Laboratory values for HIV-HCV co-infected patients:
Although hematological toxicities of neutropenia, thrombocytopenia and anemia occurred more frequently in HIV-HCV patients, the majority could be managed by dose modification and the use of growth factors and infrequently required premature discontinuation of treatment. Decrease in ANC levels below 500 cells/mm3
was observed in 13% and 11% of patients receiving Pegasys monotherapy and combination therapy, respectively. Decrease in platelets below 50,000/mm3
was observed in 10% and 8% of patients receiving Pegasys monotherapy and combination therapy, respectively. Anemia (hemoglobin < 10g/dL) was reported in 7% and 14% of patients treated with Pegasys monotherapy or in combination therapy, respectively.
During the post-marketing period, erythema multiforme, Stevens Johnson Syndrome, toxic epidermal necrolysis, pure red cell aplasia (PRCA) and homicidal ideation have been reported very rarely with combination therapy of Pegasys and ribavirin.
Dehydration has been reported rarely with combination therapy of Pegasys and ribavirin.
As with other alpha interferons, serous retinal detachment has been reported with Pegasys and Copegus combination therapy.
As with other alpha interferons, liver and renal graft rejections have been reported on Pegasys, alone or in combination with Copegus.
Adverse reactions reported in a post-marketing setting are: tongue pigmentation.
Facial palsy has been reported with Pegasys.

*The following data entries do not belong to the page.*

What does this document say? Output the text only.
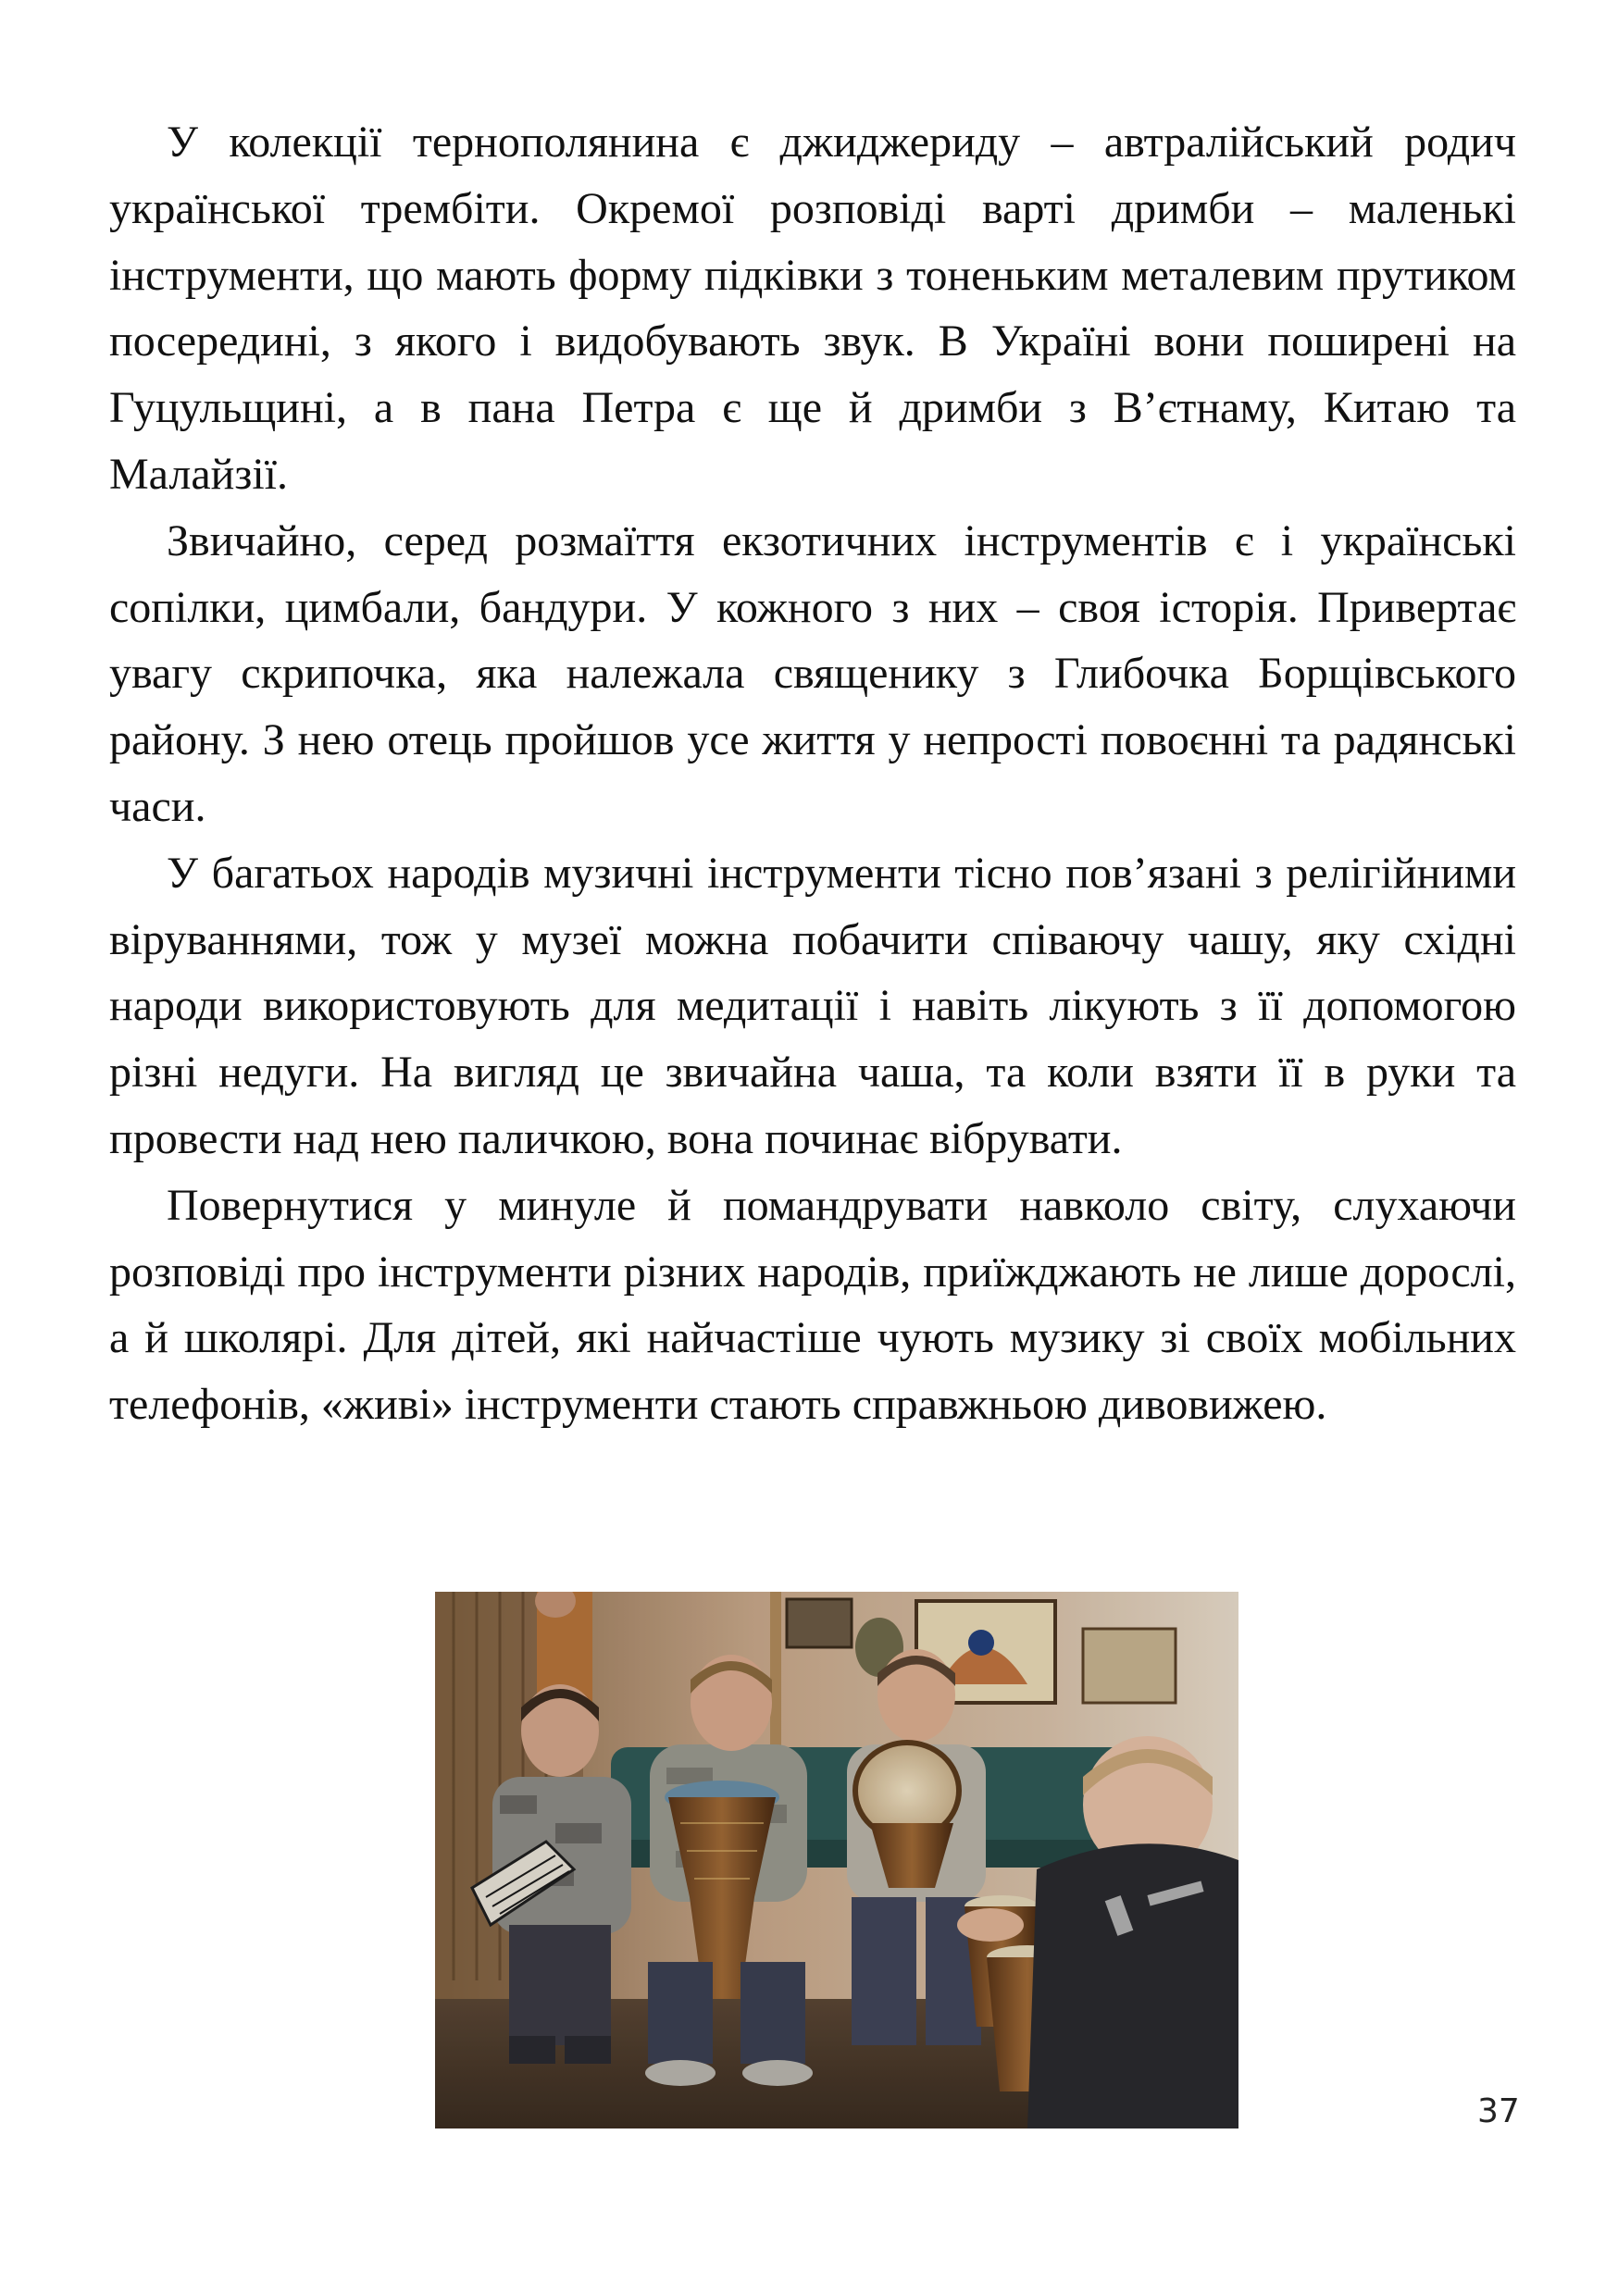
У колекції тернополянина є джиджериду – автралійський родич української трембіти. Окремої розповіді варті дримби – маленькі інструменти, що мають форму підківки з тоненьким металевим прутиком посередині, з якого і видобувають звук. В Україні вони поширені на Гуцульщині, а в пана Петра є ще й дримби з В’єтнаму, Китаю та Малайзії.

Звичайно, серед розмаїття екзотичних інструментів є і українські сопілки, цимбали, бандури. У кожного з них – своя історія. Привертає увагу скрипочка, яка належала священику з Глибочка Борщівського району. З нею отець пройшов усе життя у непрості повоєнні та радянські часи.

У багатьох народів музичні інструменти тісно пов’язані з релігійними віруваннями, тож у музеї можна побачити співаючу чашу, яку східні народи використовують для медитації і навіть лікують з її допомогою різні недуги. На вигляд це звичайна чаша, та коли взяти її в руки та провести над нею паличкою, вона починає вібрувати.

Повернутися у минуле й помандрувати навколо світу, слухаючи розповіді про інструменти різних народів, приїжджають не лише дорослі, а й школярі. Для дітей, які найчастіше чують музику зі своїх мобільних телефонів, «живі» інструменти стають справжньою дивовижею.

37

Respiratory, thoracic and mediastinal disorders: Pulmonary arterial hypertension (Frequency unknown).
Cases of pulmonary arterial hypertension (PAH) have been reported with interferon alfa products, notably in patients with risk factors for PAH (such as portal hypertension, HIV infection, cirrhosis).
Events were reported at various time points typically several months after starting treatment with interferon alfa.